I know ports are a massive compromise, but how can we have a proper discussion if you're saying cabinet size doesn't matter?

You can't say that categorically, you'd have to compare the C7 with different ports.

The C7 and equivalent Spendor have different midwoofers and port tuning is not only about resonant frequency but also damping, and the Harbeth walls are MDF.
 
I think everyone else is taking the bait far too easily here, letting tuga move the discussion into yet another footnote to Floyd Toole, rather than actually enriching each others sense of which speakers work best in which context.

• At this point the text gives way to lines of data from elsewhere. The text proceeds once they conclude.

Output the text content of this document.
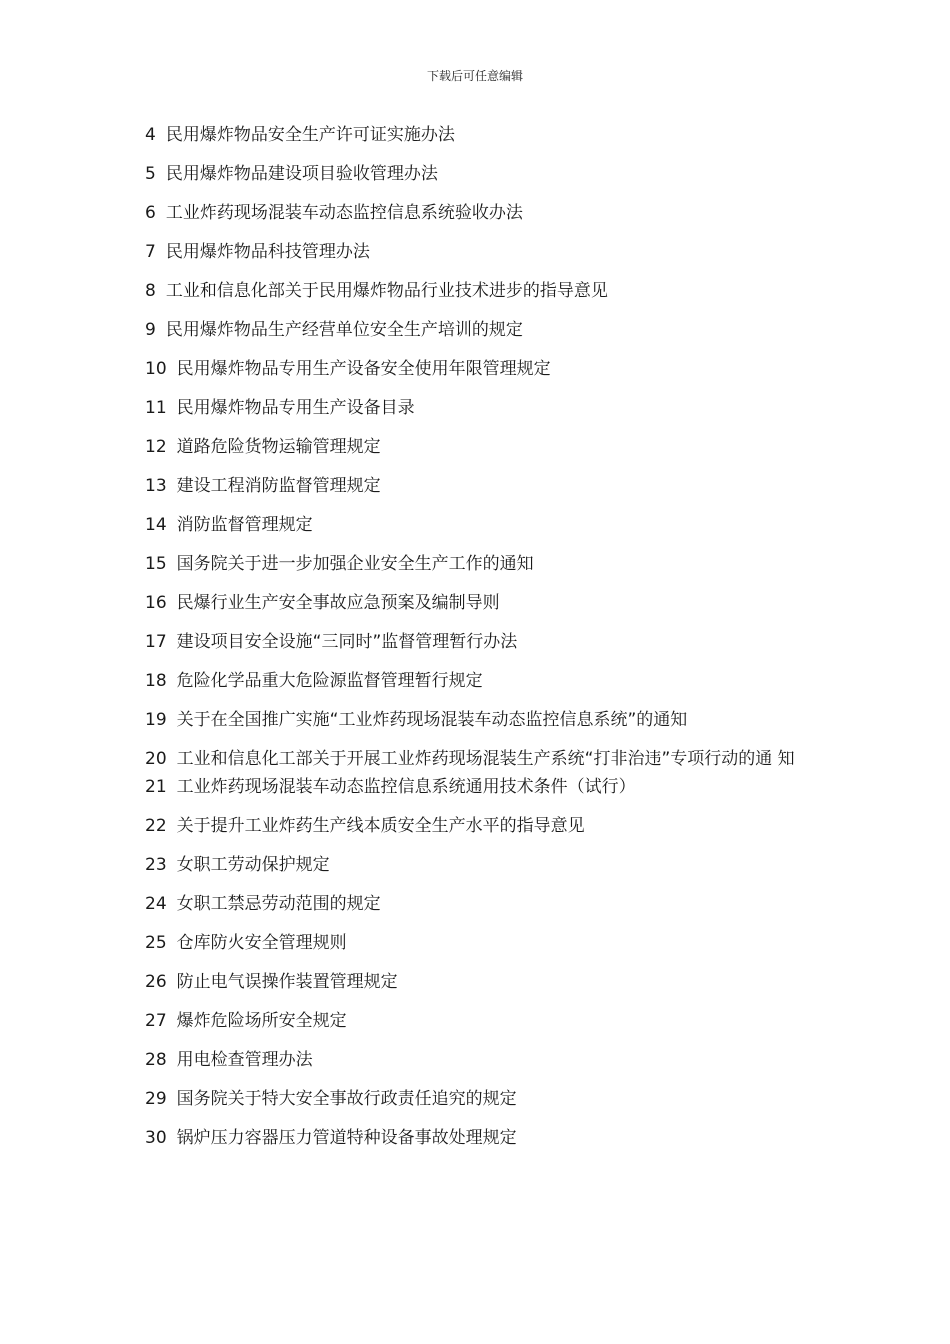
下载后可任意编辑
4 民用爆炸物品安全生产许可证实施办法
5 民用爆炸物品建设项目验收管理办法
6 工业炸药现场混装车动态监控信息系统验收办法
7 民用爆炸物品科技管理办法
8 工业和信息化部关于民用爆炸物品行业技术进步的指导意见
9 民用爆炸物品生产经营单位安全生产培训的规定
10 民用爆炸物品专用生产设备安全使用年限管理规定
11 民用爆炸物品专用生产设备目录
12 道路危险货物运输管理规定
13 建设工程消防监督管理规定
14 消防监督管理规定
15 国务院关于进一步加强企业安全生产工作的通知
16 民爆行业生产安全事故应急预案及编制导则
17 建设项目安全设施“三同时”监督管理暂行办法
18 危险化学品重大危险源监督管理暂行规定
19 关于在全国推广实施“工业炸药现场混装车动态监控信息系统”的通知
20 工业和信息化工部关于开展工业炸药现场混装生产系统“打非治违”专项行动的通 知
21 工业炸药现场混装车动态监控信息系统通用技术条件（试行）
22 关于提升工业炸药生产线本质安全生产水平的指导意见
23 女职工劳动保护规定
24 女职工禁忌劳动范围的规定
25 仓库防火安全管理规则
26 防止电气误操作装置管理规定
27 爆炸危险场所安全规定
28 用电检查管理办法
29 国务院关于特大安全事故行政责任追究的规定
30 锅炉压力容器压力管道特种设备事故处理规定
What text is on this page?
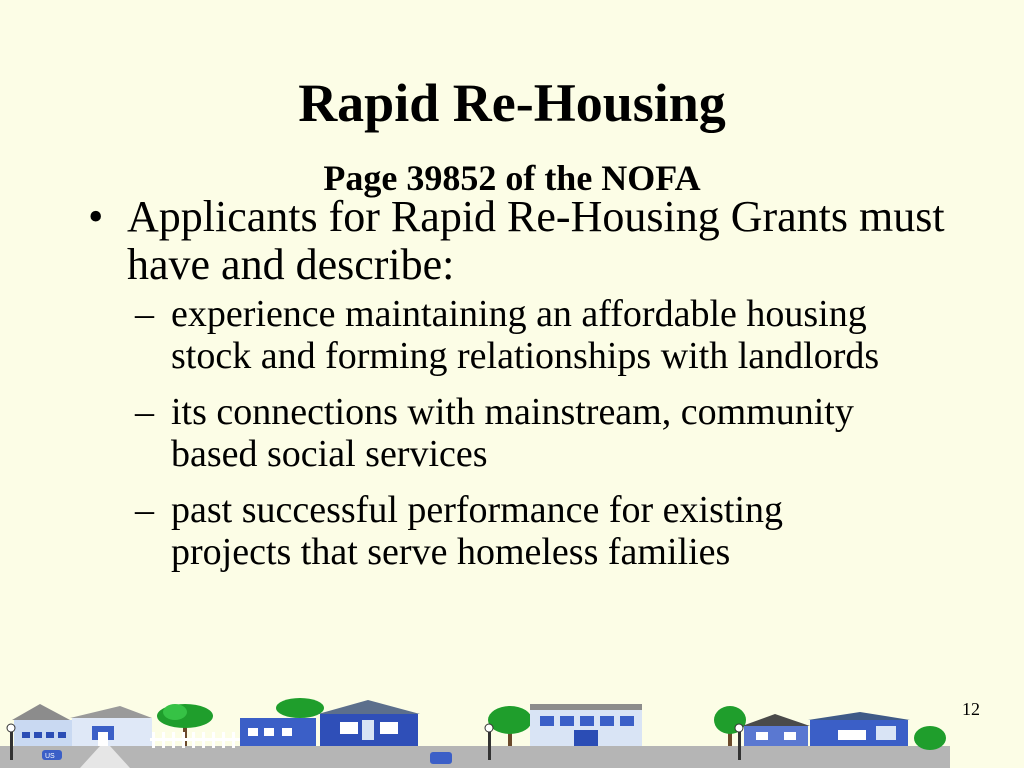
Rapid Re-Housing
Page 39852 of the NOFA
• Applicants for Rapid Re-Housing Grants must have and describe:
– experience maintaining an affordable housing stock and forming relationships with landlords
– its connections with mainstream, community based social services
– past successful performance for existing projects that serve homeless families
12
US
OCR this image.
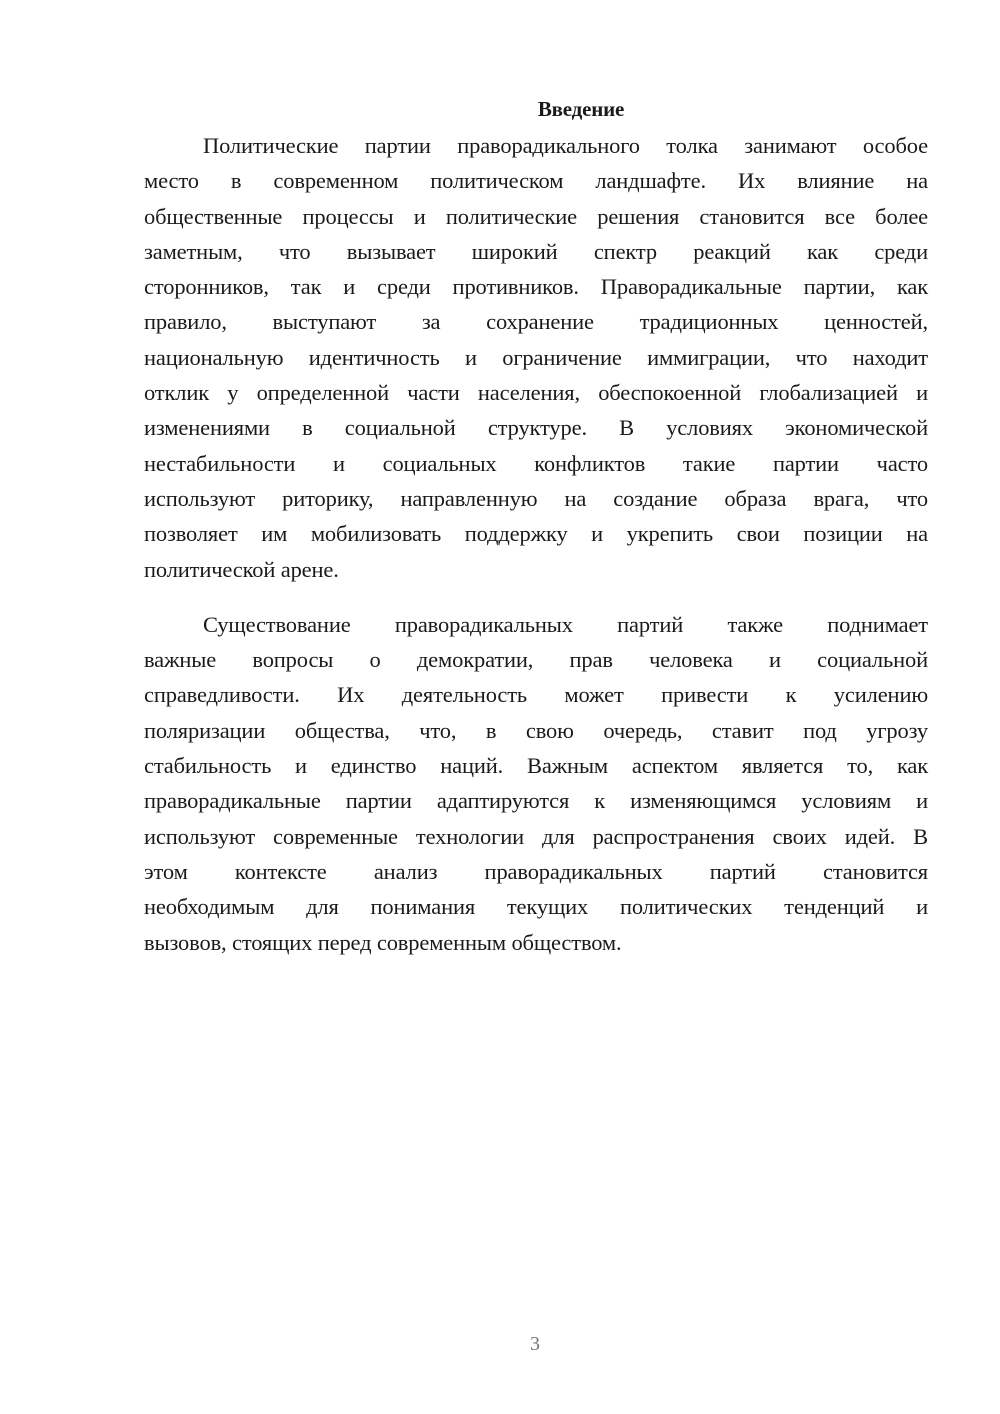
Введение
Политические партии праворадикального толка занимают особое
место в современном политическом ландшафте. Их влияние на
общественные процессы и политические решения становится все более
заметным, что вызывает широкий спектр реакций как среди
сторонников, так и среди противников. Праворадикальные партии, как
правило, выступают за сохранение традиционных ценностей,
национальную идентичность и ограничение иммиграции, что находит
отклик у определенной части населения, обеспокоенной глобализацией и
изменениями в социальной структуре. В условиях экономической
нестабильности и социальных конфликтов такие партии часто
используют риторику, направленную на создание образа врага, что
позволяет им мобилизовать поддержку и укрепить свои позиции на
политической арене.
Существование праворадикальных партий также поднимает
важные вопросы о демократии, прав человека и социальной
справедливости. Их деятельность может привести к усилению
поляризации общества, что, в свою очередь, ставит под угрозу
стабильность и единство наций. Важным аспектом является то, как
праворадикальные партии адаптируются к изменяющимся условиям и
используют современные технологии для распространения своих идей. В
этом контексте анализ праворадикальных партий становится
необходимым для понимания текущих политических тенденций и
вызовов, стоящих перед современным обществом.
3
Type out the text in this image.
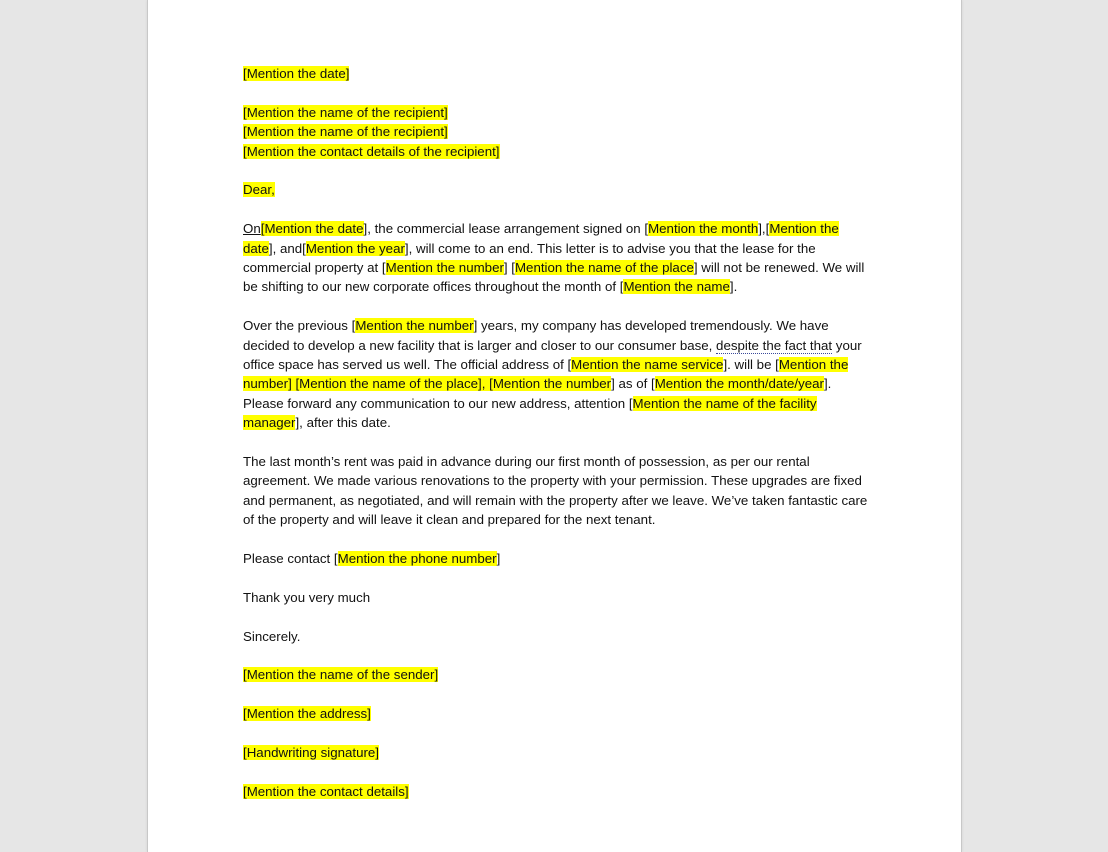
[Mention the date]

[Mention the name of the recipient]

[Mention the name of the recipient]

[Mention the contact details of the recipient]

Dear,

On[Mention the date], the commercial lease arrangement signed on [Mention the month],[Mention the date], and[Mention the year], will come to an end. This letter is to advise you that the lease for the commercial property at [Mention the number] [Mention the name of the place] will not be renewed. We will be shifting to our new corporate offices throughout the month of [Mention the name].

Over the previous [Mention the number] years, my company has developed tremendously. We have decided to develop a new facility that is larger and closer to our consumer base, despite the fact that your office space has served us well. The official address of [Mention the name service]. will be [Mention the number] [Mention the name of the place], [Mention the number] as of [Mention the month/date/year]. Please forward any communication to our new address, attention [Mention the name of the facility manager], after this date.

The last month’s rent was paid in advance during our first month of possession, as per our rental agreement. We made various renovations to the property with your permission. These upgrades are fixed and permanent, as negotiated, and will remain with the property after we leave. We’ve taken fantastic care of the property and will leave it clean and prepared for the next tenant.

Please contact [Mention the phone number]

Thank you very much

Sincerely.

[Mention the name of the sender]

[Mention the address]

[Handwriting signature]

[Mention the contact details]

The first rule of aesthetic criticism is context.
You've had it son...once tuga get into the swing I doubt he even reads your replies. Numbers rule from now on.
I suggest you start a new thread about sound experiences in your room size. You know; one where people have actually heard some speakers.
 
you could put ANY class d amp on my tannoy eatons and they would sound beautifully smooth , lovely treble .had some icepower monos on them for 2 years and lovely warm and natural sound .the f5 class a monoblocks have more bite and dynamism though and the speakers just keep getting better and better . I have hypersensitive hearing and cant stand sharp treble or courseness
I tried a March Audio Purifi on my Tannoys and did not like it at all.The treble was OK but it sounded very musically disjointed and mechanical.
The Bakoon amplifiers sound wonderful with Tannoys.They have a highy detailed treble but it sounds very natural and pure.